全国の郵便局にはびこる自爆営業の実態や他業種にも広がる自爆営業とその背景、自爆営業を拒否するにはどうしたらよいか、自爆営業は必要ないといった内容で大変興味深く、かつ心強い新書である。

私は以前から郵便配達の人のことが気になっていた。家にいることが多いので、書留の類や小包などの受け取りで配達員さんとよく顔を合わせる。配達のほとんどが非正規雇用でまかなわれ、その労働条件が非常に厳しいということは知っていた。なので、ある配達員さんからかもめ~るの購入をすすめられたときは、「非正規なのに大変だな」と気の毒に思った。注文用紙に名前が書いてあったので、きっとノルマとして決まった枚数を売らなければいけないのだろうと察した。局によって違いはあるのだろうが、この本を読んで、想像をはるかに超えたものであることがわかった。

程度の差はあるが、自社製品を「売上アップのために」つまり、「売り上げが少ないことの責任を問われないようにするために」、自腹を切って購入することを、働く人はわりとフツーに受け取っているようだ。本書でも、「そんなのよくある話」「自分もたまにやってる」といった言葉が紹介されている。

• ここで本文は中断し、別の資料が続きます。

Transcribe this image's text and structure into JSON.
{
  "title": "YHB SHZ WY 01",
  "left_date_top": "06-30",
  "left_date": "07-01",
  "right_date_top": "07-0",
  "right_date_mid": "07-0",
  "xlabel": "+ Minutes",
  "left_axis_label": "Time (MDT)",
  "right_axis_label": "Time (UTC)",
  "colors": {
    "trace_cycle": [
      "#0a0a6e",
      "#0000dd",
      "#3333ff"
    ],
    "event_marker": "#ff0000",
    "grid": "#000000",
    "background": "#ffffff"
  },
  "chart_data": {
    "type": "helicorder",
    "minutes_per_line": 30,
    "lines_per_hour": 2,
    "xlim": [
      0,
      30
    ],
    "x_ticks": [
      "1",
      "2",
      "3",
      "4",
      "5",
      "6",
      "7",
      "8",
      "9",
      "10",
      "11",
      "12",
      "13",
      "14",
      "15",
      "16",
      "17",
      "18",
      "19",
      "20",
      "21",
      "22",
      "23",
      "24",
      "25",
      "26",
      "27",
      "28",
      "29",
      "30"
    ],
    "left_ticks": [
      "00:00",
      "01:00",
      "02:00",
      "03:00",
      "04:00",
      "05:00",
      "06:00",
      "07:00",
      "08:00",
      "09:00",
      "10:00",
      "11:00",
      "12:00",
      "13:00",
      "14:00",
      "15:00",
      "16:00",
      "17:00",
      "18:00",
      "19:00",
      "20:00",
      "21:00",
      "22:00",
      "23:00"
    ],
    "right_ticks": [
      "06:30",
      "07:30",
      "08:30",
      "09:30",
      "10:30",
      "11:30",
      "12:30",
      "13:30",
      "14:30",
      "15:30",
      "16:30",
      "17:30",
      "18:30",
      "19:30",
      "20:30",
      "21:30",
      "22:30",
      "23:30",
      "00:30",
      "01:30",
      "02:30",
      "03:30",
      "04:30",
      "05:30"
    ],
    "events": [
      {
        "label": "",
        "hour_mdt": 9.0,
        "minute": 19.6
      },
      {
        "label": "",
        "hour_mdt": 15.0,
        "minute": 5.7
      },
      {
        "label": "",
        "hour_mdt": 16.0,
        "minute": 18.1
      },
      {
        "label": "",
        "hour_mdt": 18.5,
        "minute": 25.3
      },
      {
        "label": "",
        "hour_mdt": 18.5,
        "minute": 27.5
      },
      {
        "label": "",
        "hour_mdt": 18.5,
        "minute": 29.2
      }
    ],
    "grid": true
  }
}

私は以前知人から「自社商品の買取りをしなくてはいけない。これって違法ではないのか。」との相談を受けた。自社商品が欲しい人は従業員割引で購入することができるのだが、知人はよく定価で購入し、売り上げに貢献していた。それでもいよいよ苦しくなり、購入量を増やさねばならなくなったのだ。詳しく話を聞くと、ノルマらしきものはあるが、明文化はされておらず、本社から直接購入を強制するような言葉はないとのことだった。だが売り上げは個人別に管理され、上司も同僚も(知人を含め全員非正規)定価での購入で売り上げを補っており、売り上げ減によるシフト減を恐れているということである。相談にのっていて、なにかズレている、おかしいという気がしてもどかしかった。なぜなら知人は、「売れない(売る能力がない)のなら、自分で責任をとるべし」「でもさすがに、ある程度の金額を超えるとキツイ」「売れないのに自分で購入しないのはおかしい」「でももしこれが違法だったらこわい」と言うのである。ちょっと違うんじゃないかと意見を言ってはみるが、溝は埋まらなかった、というか深くなるばかりだった。手持ちの札では、違法とは言い切れない。実態をもっと知る必要があると伝えると、知人は「違法ではないんですね!それならいいんです」とホッとした様子であった。

自社製品を自腹で購入することの他に、会社が負担すべき経費を自分が支払うことや、サービス残業なども自爆営業といえるのではないか。だが、これらのことを多くの人が「当然」と思っていれば、労働規制を強めたところで、絵に描いた餅となってしまう。労働法規の整備は当然なくてはならないが、労使ともにそれらを軽んじるなら、なくてもいいということである。働く人の多くは、規制などないほうが、自由でいいということなのか。私は自由という言葉そのものがインチキくさく、都合よく使われることが多いのでいけ好かないが。